1. Warum die übliche Rechnung schief steht
Die Rechnung, die fast jeder aufmacht, lautet: Monatsrate gegen Miete. Sie ist intuitiv, und sie ist falsch — weil in der Monatsrate zwei Dinge stecken, die wirtschaftlich nichts miteinander zu tun haben.
Der Zinsanteil ist Aufwand. Er geht an die Bank und kommt nie zurück — funktional dasselbe wie Miete, nur an einen anderen Empfänger.
Der Tilgungsanteil ist Sparen. Das Geld verlässt das Konto und landet in der Immobilie. Es ist nicht weg, es liegt nur woanders.
Wer die volle Rate gegen die Miete stellt, vergleicht also „Miete“ mit „Miete plus Sparplan“ und wundert sich, dass Kaufen teuer aussieht.
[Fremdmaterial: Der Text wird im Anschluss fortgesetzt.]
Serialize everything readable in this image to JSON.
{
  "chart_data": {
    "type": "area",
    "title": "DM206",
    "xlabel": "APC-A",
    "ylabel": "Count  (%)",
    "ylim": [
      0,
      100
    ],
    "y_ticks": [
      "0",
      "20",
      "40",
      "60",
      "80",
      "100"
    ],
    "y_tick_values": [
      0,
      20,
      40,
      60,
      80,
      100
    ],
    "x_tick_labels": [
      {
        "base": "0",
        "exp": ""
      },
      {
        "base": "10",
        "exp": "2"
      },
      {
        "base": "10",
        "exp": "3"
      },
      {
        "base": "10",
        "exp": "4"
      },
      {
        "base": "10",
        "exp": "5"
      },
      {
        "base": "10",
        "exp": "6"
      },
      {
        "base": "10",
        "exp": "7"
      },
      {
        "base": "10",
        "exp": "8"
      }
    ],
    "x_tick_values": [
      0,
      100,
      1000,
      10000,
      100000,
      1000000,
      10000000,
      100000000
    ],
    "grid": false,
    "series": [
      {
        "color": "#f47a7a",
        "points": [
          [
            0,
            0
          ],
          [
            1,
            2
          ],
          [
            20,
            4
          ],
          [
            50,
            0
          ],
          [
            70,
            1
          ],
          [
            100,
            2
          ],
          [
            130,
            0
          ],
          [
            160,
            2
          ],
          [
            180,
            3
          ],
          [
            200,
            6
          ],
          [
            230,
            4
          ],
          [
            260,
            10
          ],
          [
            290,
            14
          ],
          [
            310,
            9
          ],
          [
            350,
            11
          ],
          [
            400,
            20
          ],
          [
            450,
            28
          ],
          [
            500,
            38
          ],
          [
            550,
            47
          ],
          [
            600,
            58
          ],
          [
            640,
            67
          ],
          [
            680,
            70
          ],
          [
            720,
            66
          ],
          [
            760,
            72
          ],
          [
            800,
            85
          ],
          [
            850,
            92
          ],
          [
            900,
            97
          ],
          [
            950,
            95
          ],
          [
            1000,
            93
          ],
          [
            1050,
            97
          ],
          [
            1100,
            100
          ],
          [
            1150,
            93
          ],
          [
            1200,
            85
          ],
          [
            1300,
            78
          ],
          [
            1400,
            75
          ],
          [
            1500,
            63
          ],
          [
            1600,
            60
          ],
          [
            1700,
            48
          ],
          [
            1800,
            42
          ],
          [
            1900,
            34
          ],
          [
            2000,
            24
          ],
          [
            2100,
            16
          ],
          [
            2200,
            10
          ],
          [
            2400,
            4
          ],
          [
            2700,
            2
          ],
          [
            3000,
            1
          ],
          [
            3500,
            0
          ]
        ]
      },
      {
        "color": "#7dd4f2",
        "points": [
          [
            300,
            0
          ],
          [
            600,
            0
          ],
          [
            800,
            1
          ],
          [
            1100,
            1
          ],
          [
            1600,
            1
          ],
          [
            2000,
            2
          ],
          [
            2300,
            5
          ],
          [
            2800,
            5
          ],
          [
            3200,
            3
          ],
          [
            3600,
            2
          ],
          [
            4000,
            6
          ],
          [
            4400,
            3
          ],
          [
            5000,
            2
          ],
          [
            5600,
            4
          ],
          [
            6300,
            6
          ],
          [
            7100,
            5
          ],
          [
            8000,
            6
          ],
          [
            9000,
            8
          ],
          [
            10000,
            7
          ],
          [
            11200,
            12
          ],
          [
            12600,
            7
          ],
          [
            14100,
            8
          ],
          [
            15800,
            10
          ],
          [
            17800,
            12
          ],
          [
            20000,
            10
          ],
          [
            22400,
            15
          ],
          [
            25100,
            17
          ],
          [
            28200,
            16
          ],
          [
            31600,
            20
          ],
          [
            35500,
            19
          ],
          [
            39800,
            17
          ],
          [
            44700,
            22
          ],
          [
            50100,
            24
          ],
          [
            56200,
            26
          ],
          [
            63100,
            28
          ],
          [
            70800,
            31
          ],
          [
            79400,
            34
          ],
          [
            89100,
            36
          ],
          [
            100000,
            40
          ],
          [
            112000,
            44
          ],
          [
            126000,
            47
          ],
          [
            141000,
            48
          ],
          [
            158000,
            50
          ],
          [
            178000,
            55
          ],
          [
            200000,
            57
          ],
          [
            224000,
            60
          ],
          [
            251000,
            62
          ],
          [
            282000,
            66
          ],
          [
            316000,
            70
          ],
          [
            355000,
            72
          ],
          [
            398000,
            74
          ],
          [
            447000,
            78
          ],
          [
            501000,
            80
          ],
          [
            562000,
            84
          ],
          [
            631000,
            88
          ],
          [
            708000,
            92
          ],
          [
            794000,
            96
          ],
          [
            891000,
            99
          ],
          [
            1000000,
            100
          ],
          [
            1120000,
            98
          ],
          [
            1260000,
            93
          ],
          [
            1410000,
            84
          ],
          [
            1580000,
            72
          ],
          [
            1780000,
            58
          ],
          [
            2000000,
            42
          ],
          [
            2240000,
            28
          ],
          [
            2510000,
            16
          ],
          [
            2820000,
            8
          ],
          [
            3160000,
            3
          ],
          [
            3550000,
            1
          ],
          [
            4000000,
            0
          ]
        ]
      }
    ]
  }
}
Der ehrliche Vergleich stellt der Kaltmiete nur die Beträge gegenüber, die beim Käufer ebenfalls verschwinden: Zinsen und die nicht umlagefähigen Bewirtschaftungskosten, also im Wesentlichen Instandhaltungsrücklage und Verwaltervergütung. Das dreht das Bild:
| 75-m²-Wohnung | Köln | Düsseldorf | Essen |
|---|---|---|---|
| Volle Monatsrate | 1.218 € | 1.349 € | 716 € |
| + Bewirtschaftung (nicht umlagefähig) | 75 € | 75 € | 75 € |
| = Belastung gesamt | 1.293 € | 1.424 € | 791 € |
| Kaltmiete für dieselbe Wohnung | 1.029 € | 1.064 € | 705 € |
| Belastung über der Miete | +26 % | +34 % | +12 % |
| … davon tatsächlich weg (Zins + Bewirtschaftung) | 866 € | 951 € | 540 € |
| Differenz zur Miete | −163 € | −113 € | −165 € |
Referenzwohnung: 75 m² zum Median-Angebotspreis der jeweiligen Stadt in der Größenklasse 60–90 m². Finanzierung mit 3,8 % Effektivzins, 2 % Anfangstilgung, 20 % Eigenkapital zusätzlich zu den Nebenkosten. Zinsanteil im ersten Jahr; er sinkt mit jeder Rate. Bewirtschaftung mit 1,00 €/m² und Monat konservativ am unteren Rand angesetzt.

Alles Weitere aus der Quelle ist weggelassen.